Applied to 8 high end restaurants in person, no response.

Fine-dining service doesn't fit that description at all then. It is an industry that requires quite a bit of experience to be successful in if you are not starting from the bottom. It is also a lot of work. You don't just show up on the floor and start serving. You need to study the menus (lunch/brunch/dinner, they change seasonally), the wine-list, cocktail list, what is available at the bar, know about alcohol, know about pairing, know how to do wine-service, table etiquette, timing, have your own serving tools, be ultra-conscientious of your appearance (pressed clothing, well-groomed, no crazy colours or edgy cuts, no visible piercings beside ears, no tattoos). Also, there is even a hierarchy among FD servers themselves based on experience. If you are a little less experienced, you do brunch/lunch service. You get to do dinner service when you are more experienced.

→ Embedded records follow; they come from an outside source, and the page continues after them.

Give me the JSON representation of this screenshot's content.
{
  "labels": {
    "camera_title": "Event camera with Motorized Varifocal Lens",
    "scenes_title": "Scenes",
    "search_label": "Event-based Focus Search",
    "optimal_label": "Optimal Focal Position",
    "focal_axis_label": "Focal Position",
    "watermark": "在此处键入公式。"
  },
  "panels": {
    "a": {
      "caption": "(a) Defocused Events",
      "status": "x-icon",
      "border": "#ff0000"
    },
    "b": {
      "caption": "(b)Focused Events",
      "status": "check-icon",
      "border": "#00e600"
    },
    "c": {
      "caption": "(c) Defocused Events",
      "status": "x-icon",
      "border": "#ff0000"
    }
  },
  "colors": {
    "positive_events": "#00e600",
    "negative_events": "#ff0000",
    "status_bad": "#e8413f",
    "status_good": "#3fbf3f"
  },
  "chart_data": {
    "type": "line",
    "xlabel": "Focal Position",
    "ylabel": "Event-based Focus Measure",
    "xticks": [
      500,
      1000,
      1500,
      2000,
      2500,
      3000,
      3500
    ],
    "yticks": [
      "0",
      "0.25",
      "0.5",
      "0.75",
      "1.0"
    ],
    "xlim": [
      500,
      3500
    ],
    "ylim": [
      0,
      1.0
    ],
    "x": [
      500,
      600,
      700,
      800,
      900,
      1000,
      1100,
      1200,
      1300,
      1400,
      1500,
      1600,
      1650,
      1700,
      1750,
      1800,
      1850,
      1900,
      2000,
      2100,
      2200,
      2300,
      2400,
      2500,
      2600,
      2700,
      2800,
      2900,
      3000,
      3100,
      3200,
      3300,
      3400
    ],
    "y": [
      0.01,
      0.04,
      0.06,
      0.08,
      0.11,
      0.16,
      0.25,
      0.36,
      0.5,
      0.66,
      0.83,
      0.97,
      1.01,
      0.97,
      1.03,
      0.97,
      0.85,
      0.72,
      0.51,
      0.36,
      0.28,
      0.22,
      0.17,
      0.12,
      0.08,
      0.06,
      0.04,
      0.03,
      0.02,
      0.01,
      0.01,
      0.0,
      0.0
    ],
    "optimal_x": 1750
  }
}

There are probably already serving assistants/hosts who are waiting to be moved up to a server position, who already know the restaurant/the dynamics/the menus. There is no reason to hire some random to serve, over them.

Also, festival bar-tending < FD bar-tending. On an ENTIRELY different level. Someone already mentioned where bar-tenders fall in the FD hierarchy.

I FD serve part-time while studying in university...but I've been serving in a variety of restaurants since high school.

I guess your best bet would be to pick a restaurant, study the hell out of all their menus/lists, study fine-dining service, and then somehow convince a manager that this is sufficient. Not likely going to work, but more likely than your current method.

Tipping/gratuities seem to work differently in the UK, otherwise I would have suggested finding a high-volume, casual service restaurant job.